Remote processing#

The SiliconCompiler project supports a remote processing model that leverages the cloud to provide access to:

  1. Pre-configured tool installations.

  2. Warehouse scale elastic compute.

  3. NDA encumbered IPs, PDKs, and EDA tools.


Note that our public beta currently only supports open-source tools and PDKs. You can access the public beta without a signup or login, and it is designed to delete your data after your jobs finish, but it is not intended to process proprietary or restricted intellectual property! Please review our terms of service, and do not submit IP which you are not allowed to distribute.

Currently, our public beta servers will only return a report containing a rendering and metrics for your build results. For the full GDS results, you can build and install the open-source tools and run the job on your local machine. See Local Run for more instructions.

In the event that our servers are busy processing a large number of jobs, your job may get queued and experience delays in processing. We appreciate your patience during this public beta period.

Even though our publicly-available servers only support open-source IP and tools, the remote API is capable of supporting any SiliconCompiler modules which the server operators wish to install. If you are interested in creating a custom server implementation, we provide a minimal example development server which can be used as a starting point. You can also find descriptions of the core remote API calls in the remote API section.

See the Quickstart guide for instructions on running a simple example on our public servers.

Configuring a Different Remote Server#

If you have a custom remote endpoint that you wish to use with SiliconCompiler, you can run the sc-remote command to set that up with your SiliconCompiler installation.

Public Server#

If your remote server does not require authentication, you can simply pass its address in as a command-line argument:

sc-remote -configure -server

If a previous credentials file already exists, you will be prompted to overwrite it. Your credentials file will be placed in $HOME/.sc/, if you want to back it up or delete it. SiliconCompiler will default to using our public beta address if you have not configured anything, and it will remind you that your design is being uploaded to a public service for processing before starting each remote job.

Private Server#

If your custom remote server requires authentication, you can run sc-remote -configure with no additional arguments and fill in the address, username, and password fields that it prompts you for.
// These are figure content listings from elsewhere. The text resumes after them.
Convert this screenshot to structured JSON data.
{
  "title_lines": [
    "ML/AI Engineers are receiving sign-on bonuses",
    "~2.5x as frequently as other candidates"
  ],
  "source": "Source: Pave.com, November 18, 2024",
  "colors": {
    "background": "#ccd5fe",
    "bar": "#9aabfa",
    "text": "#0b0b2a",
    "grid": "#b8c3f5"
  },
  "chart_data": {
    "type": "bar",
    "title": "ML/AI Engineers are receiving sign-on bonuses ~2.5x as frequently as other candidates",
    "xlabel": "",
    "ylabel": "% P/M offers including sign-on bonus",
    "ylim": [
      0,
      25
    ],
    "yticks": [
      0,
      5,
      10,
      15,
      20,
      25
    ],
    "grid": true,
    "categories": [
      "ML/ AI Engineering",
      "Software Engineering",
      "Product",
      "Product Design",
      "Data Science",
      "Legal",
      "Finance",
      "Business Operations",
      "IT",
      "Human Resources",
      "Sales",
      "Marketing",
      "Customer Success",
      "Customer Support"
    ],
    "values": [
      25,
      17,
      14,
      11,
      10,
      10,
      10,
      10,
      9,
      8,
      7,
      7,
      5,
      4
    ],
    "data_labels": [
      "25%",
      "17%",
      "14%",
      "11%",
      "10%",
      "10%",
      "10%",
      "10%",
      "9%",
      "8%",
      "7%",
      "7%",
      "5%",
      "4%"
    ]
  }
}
SiliconCompiler also supports private servers which require authentication to access. If you have such a server to connect to, you will need a credentials text file located at ~/.sc/credentials on Linux or macOS, or at C:\\Users\\USERNAME\\.sc\\credentials on Windows. The credentials file is a JSON formatted file containing information about the remote server address, username, and password.

"address": "your-server",
"username": "your-username",
"password": "your-key"

Use a text editor to create the credentials file. Alternatively you can use sc-remote app to generate it from the command line.

(venv) sc-remote -configure
Remote server address (leave blank to use default server): your-server
Remote username (leave blank for no username): your-username
Remote password (leave blank for no password): your-key
Remote configuration saved to: /home/<USER>/.sc/credentials

To verify that your credentials file and server is configured correctly, run the sc-remote command.

(venv) sc-remote
User myname validated successfully!
Remaining compute time: 1440.00 minutes
Remaining results bandwidth: 5242880 KiB

Once you’ve configured SiliconCompiler to run on your remote endpoint, see the Quickstart guide for instructions on running a simple example, along with expected outputs.


Our public beta servers do not prune or pre-process Schema parameters, in order to make the remote processing environment as close to a local environment as possible. The jobs will be run in isolated environments with limited communication interfaces, however, so some network and filesystem calls may not work properly.

Any changes that you make to SiliconCompiler’s built-in tool setup scripts on your local machine will not be reflected in jobs which are run on a remote server. Likewise, any changes that you make to the built-in open-source PDKs and standard cell libraries will not be sent to the remote servers. If you have suggestions for improving the open-source modules, check out our contributing guidelines.

Please report any issues that you encounter with the remote workflow on the SiliconCompiler repository’s issue page.